An end in sight for pay discrimination
8 December 2005
An end in sight for pay discrimination against young
Young people in the workforce could soon be paid the same as their adult co-workers after Green Party MP Sue Bradford's brand new private member's bill was pulled from the ballot today.
Ms Bradford's Minimum Wage (Abolition of Age Discrimination) Amendment Bill seeks to remove wage discrimination for 16 and 17 year-olds.
"I am thrilled that this important question of why these young people have a lower minimum wage than workers 18 and over is now going to be open up to public scrutiny and debate," Ms Bradford, the Greens' Industrial Relations Spokesperson, says.

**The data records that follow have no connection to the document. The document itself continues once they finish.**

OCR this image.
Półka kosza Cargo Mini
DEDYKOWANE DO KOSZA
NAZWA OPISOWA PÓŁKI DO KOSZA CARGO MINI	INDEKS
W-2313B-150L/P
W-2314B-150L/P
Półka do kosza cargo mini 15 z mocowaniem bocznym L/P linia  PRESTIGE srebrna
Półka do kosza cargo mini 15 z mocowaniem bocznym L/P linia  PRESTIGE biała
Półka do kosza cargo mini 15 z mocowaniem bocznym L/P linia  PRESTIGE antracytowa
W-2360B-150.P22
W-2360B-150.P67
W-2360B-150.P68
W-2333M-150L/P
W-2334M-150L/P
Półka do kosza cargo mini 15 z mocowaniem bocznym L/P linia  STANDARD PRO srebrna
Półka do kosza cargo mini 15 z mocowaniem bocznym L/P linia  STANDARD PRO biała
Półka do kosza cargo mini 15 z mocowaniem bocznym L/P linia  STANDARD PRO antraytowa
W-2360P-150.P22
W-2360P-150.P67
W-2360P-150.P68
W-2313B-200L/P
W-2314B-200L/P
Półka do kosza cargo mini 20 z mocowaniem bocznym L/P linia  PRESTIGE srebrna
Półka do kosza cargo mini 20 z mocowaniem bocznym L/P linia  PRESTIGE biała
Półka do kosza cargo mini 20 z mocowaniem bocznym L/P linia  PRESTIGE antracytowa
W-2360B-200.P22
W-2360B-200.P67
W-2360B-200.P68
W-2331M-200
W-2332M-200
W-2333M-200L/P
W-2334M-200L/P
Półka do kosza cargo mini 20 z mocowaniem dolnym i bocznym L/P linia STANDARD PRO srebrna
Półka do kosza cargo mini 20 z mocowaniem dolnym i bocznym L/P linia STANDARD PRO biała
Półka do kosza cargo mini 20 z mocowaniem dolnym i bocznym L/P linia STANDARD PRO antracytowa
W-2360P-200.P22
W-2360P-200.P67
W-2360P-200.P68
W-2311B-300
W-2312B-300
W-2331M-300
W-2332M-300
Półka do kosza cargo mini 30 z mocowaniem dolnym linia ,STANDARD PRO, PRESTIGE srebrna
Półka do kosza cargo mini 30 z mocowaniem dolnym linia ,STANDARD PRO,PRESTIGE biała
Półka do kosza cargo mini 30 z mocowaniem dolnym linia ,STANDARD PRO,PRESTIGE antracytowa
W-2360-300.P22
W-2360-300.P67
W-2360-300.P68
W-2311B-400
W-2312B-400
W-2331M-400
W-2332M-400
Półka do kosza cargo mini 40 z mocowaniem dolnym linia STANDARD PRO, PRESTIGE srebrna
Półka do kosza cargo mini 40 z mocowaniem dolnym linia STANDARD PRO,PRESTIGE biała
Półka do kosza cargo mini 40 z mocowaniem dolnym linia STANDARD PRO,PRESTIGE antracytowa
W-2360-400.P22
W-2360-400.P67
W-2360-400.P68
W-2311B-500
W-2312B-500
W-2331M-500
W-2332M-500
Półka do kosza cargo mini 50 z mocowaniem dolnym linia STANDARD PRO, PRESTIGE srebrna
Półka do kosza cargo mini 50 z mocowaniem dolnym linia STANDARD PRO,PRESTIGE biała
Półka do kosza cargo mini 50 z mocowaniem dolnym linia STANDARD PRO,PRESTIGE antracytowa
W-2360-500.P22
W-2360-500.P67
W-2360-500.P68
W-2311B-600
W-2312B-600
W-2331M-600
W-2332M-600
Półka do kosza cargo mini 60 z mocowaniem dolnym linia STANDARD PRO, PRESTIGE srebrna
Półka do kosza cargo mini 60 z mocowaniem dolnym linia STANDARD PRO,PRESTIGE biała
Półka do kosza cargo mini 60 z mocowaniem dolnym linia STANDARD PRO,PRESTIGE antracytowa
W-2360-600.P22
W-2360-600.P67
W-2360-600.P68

Current minimum wage rates are $7.60 per hour for 16 and 17 year-olds, and $9.50 for those 18 and over.
"I realise that the possibility of young people being paid the same as other workers may not be popular with some employers. However, it is no longer acceptable that 16 and 17 year olds are able to be legally exploited because of their age.
"There are, of course, a few situations in which paying a lower minimum wage to apprentices and to those who are genuine trainees is acceptable, but when it comes to everyday paid work the discrimination must end.
"I believe that age discrimination is arbitrary, inequitable and unjustifiable under the principle of equal pay for work of equal value.
Ms Bradford says she hopes that Labour and the Maori Party will support her bill as their industrial relations policies also promote the interests of low wage workers.
"I also look forward to working alongside unions and workers, including those involved in the SuperSizeMyPay campaign, which aims to raise the minimum wage to $12 an hour and end wage discrimination on the basis of age.